The QUEDANCOR FO Cashier shall safekeep the PDCs and strictly monitor the due date of PDCs for deposit to the bank. A photocopy of the Official Receipt (OR) of the premium payment must be regularly forwarded to the CGD, for its reference.

In cases where the borrower’s application for GCLI is denied by QUEDANCOR’s accredited IC, QUEDANCOR may opt to accept the existing life insurance of the borrower subject to the following conditions:

  1. Insurance coverage must be inforce within the term of the loan;
  2. Issuance of post dated check/s (PDCs) for premium payments for the whole term of the loan;
  3. Execution of a Deed of Assignment of the existing insurance by the client-borrower;
  4. Submission of OR of premium payment; and
  5. Endorsement of the insurance policy by the IC which shall be validated by the concerned QUEDANCOR FO.

The client-borrower may assign in whole or in part, his/her existing insurance coverage equivalent to the amount of loan.
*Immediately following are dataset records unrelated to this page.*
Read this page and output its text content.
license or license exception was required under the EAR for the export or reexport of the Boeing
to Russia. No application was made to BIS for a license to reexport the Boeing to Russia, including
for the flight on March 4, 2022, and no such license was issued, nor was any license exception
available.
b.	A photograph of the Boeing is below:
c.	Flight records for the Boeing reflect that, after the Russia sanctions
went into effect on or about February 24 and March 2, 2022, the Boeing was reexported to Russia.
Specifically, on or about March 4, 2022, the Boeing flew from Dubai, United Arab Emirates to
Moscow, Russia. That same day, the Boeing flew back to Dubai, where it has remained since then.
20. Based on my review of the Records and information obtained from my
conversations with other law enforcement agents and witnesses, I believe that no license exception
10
In case the existing insurance coverage of the borrower is inadequate to cover the whole loan, the loan amount may be reduced equivalent to the value thereof.

6.5 Renewal of Insurance Coverage

GCLI renewal shall be based on the outstanding principal and interest.

Renewal of GCLI shall be governed by the following order of procedures to ensure effective monitoring and strict compliance:

  1. Upon release of loan, the QOO-Loans Management Group (QOO-LMG) shall provide the borrower a copy of the Amortization Schedule reflecting the schedule of payment of loan, as well as, the premium for the renewal of insurance.

  2. In case the PDCs for insurance is inadequate due to irregular payment and/or dishonored check, the Administrative and Finance Services Group (AFSG) shall inform the LMG which in turn shall notify the concerned borrower to enforce payment or enforce other appropriate actions consistent with the polices of this guideline.

    N.B. Borrowers who received the Reminder Letter from QUEDANCOR should directly pay to the QUEDANCOR FO Cashier who shall then issue the corresponding OR to the borrower.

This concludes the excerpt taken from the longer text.